The subtle variations in waves, water temperatures and wind were key clues in just how strong the winds and waves would be from the storm.

If Florence had headed toward Charleston on a similar path, the forecasters wouldn’t have had those readings. Only one buoy sits offshore here — the Edisto Buoy.

That could make a critical difference in the accuracy of predicting everything from storm surge to just how far a storm’s dangerous winds span.

The absent buoys are the legacy of federal budget cuts in the recession years a decade ago and a failure to follow through on funding an ambitious project. At least two buoys off South Carolina never were replaced and likely have been scrapped for spare parts for other buoys.

In fact, counting “nearshore” buoys along the coast itself, North Carolina has 17. South Carolina has three.

“Absolutely, yes. It’s a serious handicap,” Charleston-meteorologist Shea Gibson, with the private company WeatherFlow, said of the lack of buoys.

“Certainly it means we have less information about what’s going on off our coast,” said Debra Hernandez, director of the Southeast Coastal Ocean Observing Regional Association, which operates 14 buoys off the Carolinas. “There are definitely gaps in both the buoys, the data they provide and our understanding of the coastal ocean.”

That’s a far cry from what was supposed to happen.

In 2003, a collaboration of federal and academic researchers launched the Integrated Ocean Observing System, a web of offshore buoys and platforms taking readings on conditions such as sea temperature, waves, currents and salinity.

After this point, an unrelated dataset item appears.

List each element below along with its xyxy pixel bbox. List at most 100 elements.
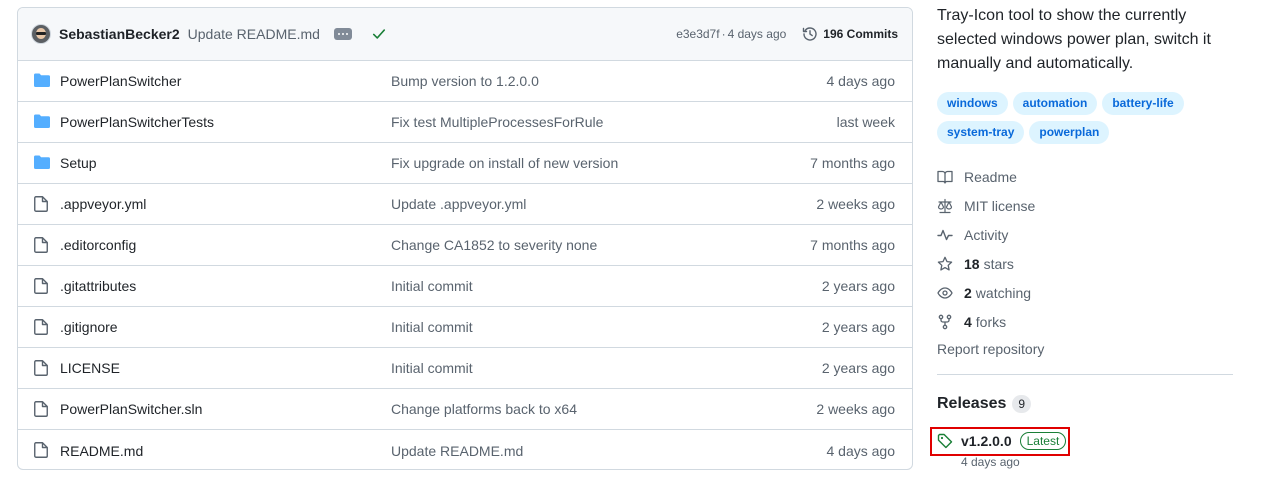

It was hoped to be a hands-on tool to manage everything from fish stocks to forecasting rip currents, storm surge or tsunamis.

The real-time computer network ideally would feed data to and from instruments around the country and around the world, right down to the boater in his boat. The groundbreaking concept eventually could have made life easier for everyone who lives or works along any coast.

Six were put in place off South Carolina, including two along the North Carolina border. Money was never found to install any more.

Each of the remaining buoys costs about $37,000 per year to maintain. Replacing them would cost hundreds of thousands of dollars per buoy.

“Buoys are expensive and difficult to maintain,” said Catherine Edwards, an associate professor at Skidaway Institute of Oceanography in Savannah, Ga. On top of equipment wearing out and salt corrosion, at least one of the buoys has been run over by a ship.

And they occasionally are vandalized — incidents that the NOAA National Data Buoy Center in 2010 estimated to have cost $5.4 million in the previous five years.

Oddly enough, the data for Florence was supported by two torpedo-like, remotely operated submarines in an experiment to test how important a tool the “gliders” can be for reading hurricanes.

Off North Carolina, one of the subs picked up a sharp difference in warmer, fresher surface water and denser, saltier deep water that satellites, hurricane hunter aircraft and the buoys couldn’t. That was fed into computer models predicting the storm.

“It made a big improvement (in the forecasting). This is the sort of information that often gets lost in some of the models,” Edwards said.

She deployed the sub that took readings along the Continental Shelf off South Carolina.

The gliders, which cost from $160,000 to $250,000 and are hundreds of dollars per day to operate, aren’t seen as an eventual replacement for the buoys. They are more of a complement, Edwards said. The more-mobile subs can cover more of the ocean, but the stable buoys can take readings in one spot over longer periods of time.

“They really work together well,” she said.